How much financial support does Canada provide to new government-assisted refugees upon arrival?
Executive summary
Canada provides government-assisted refugees (GARs) with a one-time start‑up payment plus monthly income support for up to one year (or until they become self‑sufficient), with monthly amounts tied to the provincial social assistance rates in the place they settle [1] [2] [3]. Independent fact‑checks and refugee‑sector sources note the monthly RAP payments are far lower than some viral claims and typically range near provincial welfare levels [4] [5] [6].

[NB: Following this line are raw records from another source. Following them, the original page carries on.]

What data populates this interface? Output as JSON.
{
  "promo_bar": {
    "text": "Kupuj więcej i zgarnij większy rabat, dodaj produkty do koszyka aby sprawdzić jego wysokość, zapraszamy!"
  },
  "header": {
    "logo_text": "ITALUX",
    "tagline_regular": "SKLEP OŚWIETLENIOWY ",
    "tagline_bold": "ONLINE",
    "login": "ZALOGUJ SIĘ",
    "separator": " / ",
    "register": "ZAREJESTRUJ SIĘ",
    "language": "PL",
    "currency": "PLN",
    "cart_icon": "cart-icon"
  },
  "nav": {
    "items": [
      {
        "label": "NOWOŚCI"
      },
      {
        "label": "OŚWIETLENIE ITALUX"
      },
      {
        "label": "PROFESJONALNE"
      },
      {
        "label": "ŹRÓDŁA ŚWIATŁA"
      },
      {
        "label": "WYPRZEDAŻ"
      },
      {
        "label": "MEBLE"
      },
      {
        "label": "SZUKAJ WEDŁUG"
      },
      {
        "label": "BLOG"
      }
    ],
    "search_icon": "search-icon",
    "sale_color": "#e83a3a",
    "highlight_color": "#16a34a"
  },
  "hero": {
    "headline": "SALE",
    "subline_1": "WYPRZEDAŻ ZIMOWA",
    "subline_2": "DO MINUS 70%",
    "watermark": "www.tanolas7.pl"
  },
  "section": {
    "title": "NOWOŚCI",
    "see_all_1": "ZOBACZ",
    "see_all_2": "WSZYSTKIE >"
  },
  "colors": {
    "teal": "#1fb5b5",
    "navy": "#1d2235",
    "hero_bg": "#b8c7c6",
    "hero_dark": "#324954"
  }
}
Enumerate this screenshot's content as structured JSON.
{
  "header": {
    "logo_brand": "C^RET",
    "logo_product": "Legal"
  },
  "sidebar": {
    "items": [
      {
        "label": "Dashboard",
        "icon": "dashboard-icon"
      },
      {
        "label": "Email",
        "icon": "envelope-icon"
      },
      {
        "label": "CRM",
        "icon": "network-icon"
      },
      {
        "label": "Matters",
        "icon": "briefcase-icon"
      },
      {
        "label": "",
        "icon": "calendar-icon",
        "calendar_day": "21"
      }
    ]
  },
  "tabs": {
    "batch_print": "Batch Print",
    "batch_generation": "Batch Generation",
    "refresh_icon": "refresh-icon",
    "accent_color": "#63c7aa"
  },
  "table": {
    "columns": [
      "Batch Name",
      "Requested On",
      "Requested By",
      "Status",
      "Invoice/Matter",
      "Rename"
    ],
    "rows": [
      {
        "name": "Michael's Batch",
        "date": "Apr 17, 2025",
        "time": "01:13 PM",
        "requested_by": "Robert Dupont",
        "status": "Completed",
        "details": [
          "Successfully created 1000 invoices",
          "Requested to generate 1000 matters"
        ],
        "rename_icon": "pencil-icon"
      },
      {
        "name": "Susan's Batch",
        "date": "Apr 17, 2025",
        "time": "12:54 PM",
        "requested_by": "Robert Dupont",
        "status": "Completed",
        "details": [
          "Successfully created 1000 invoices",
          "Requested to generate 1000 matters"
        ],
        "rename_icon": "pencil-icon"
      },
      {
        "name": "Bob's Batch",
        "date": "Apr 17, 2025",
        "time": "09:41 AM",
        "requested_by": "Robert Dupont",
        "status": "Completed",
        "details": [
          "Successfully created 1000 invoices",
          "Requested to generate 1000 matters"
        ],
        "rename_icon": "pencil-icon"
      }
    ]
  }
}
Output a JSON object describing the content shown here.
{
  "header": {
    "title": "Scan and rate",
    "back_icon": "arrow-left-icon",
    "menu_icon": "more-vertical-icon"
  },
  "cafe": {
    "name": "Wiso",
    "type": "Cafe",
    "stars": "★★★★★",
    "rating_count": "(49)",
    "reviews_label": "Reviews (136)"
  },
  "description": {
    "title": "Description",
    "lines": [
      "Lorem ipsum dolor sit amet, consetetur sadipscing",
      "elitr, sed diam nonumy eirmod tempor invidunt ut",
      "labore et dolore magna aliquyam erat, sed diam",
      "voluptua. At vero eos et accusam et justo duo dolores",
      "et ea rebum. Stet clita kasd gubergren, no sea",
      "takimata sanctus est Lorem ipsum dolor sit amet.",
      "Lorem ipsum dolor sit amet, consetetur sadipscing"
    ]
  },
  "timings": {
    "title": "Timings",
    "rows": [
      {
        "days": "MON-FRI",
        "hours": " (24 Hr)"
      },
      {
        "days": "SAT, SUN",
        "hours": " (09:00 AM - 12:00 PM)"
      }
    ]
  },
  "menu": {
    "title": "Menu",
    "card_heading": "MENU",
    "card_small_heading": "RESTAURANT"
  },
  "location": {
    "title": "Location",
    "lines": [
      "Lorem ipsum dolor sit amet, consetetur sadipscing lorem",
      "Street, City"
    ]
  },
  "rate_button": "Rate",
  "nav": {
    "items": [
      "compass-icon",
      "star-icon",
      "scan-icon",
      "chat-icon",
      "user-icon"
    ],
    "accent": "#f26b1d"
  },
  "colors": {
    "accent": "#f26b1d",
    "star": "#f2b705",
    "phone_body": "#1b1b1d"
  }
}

1. What the government says: one start‑up payment and monthly RAP income
The federal Resettlement Assistance Program (RAP) supplies two main cash components when GARs arrive: a standardized, one‑time “start‑up” payment to help set up a household and monthly income support for shelter and basic needs that generally lasts up to one year or until the person can support themself [2] [3] [1].
2. How the monthly amount is determined: provincial social assistance as the yardstick
IRCC states that the level of monthly financial support is generally based on the prevailing provincial social assistance rates where refugees settle; RAP rates therefore vary by province and by family size rather than being a single national flat amount [1] [6].
3. Common misinformation and the factual correction
Repeated viral posts have inflated RAP payments to multiple thousands of dollars per month. Fact‑checking organizations and IRCC spokespersons have corrected this: RAP monthly supports are far lower than claims such as “$3,874 per month,” and in most provinces the payments do not exceed typical Canada Pension Plan or other common benefit averages [4] [5].
4. Private sponsorship vs. government assistance: who pays and when
Privately sponsored refugees are not entitled to federal income assistance during the sponsorship period; sponsors commit to provide financial support equivalent to RAP minimums for the sponsorship term (usually one year) and the government steps in only in exceptional cases of sponsorship breakdown [7] [2] [8].
5. Blended and hybrid models change the split of costs
In Blended Visa Office‑Referred (BVOR) cases, costs are divided: private sponsors provide six months of income support while the government funds the other six months. The overall support levels remain linked to RAP rates and sponsor obligations must match those rates [2] [6].
6. Scale and budgetary context: program funding and scope
The government funds RAP delivery across many service provider organizations and reports investments — for 2024–25, IRCC invested over $475 million through RAP to meet resettlement needs outside Quebec — indicating RAP is a structured, budgeted national program rather than ad hoc cash handouts [9].
7. What the sources do and do not state: limitations of available reporting
Official materials and refugee sector pages describe the structure (start‑up payment + monthly support tied to provincial rates) and duration (up to one year) but do not publish a single, up‑to‑date national dollar figure in these excerpts; provincial, household‑size tables and current RAP rates are maintained elsewhere [1] [6] [3]. Available sources do not mention exact, nationwide per‑person monthly amounts as a single number in the supplied documents.
8. Why the debate persists: political framing and public perception
Fact‑checks show misinformation circulates because people compare isolated figures to pensions and seize politically charged narratives (e.g., “refugees get more than pensioners”). IRCC and independent fact‑checkers emphasize that RAP targets immediate needs and is time‑limited, while critics sometimes omit the program’s link to provincial social assistance benchmarks to inflate comparisons [4] [5] [7].
9. Practical next steps if you need the exact dollar figures
For exact current start‑up and monthly RAP rates by province and family size, consult the RAP rates page maintained by the Refugee Sponsorship Training Program or the IRCC RAP information pages; the program documentation and rate tables provide the granular numbers used to calculate payments [6] [3]. The IRCC help pages and transition binders explain program rules and eligible cohorts in more detail [9] [10].
Limitations: this analysis uses only the supplied sources. Provincial rate tables and the most recent numerical RAP schedules are referenced by those sources but not reproduced in them here, so exact current dollar amounts by province are not asserted in this piece [6] [3].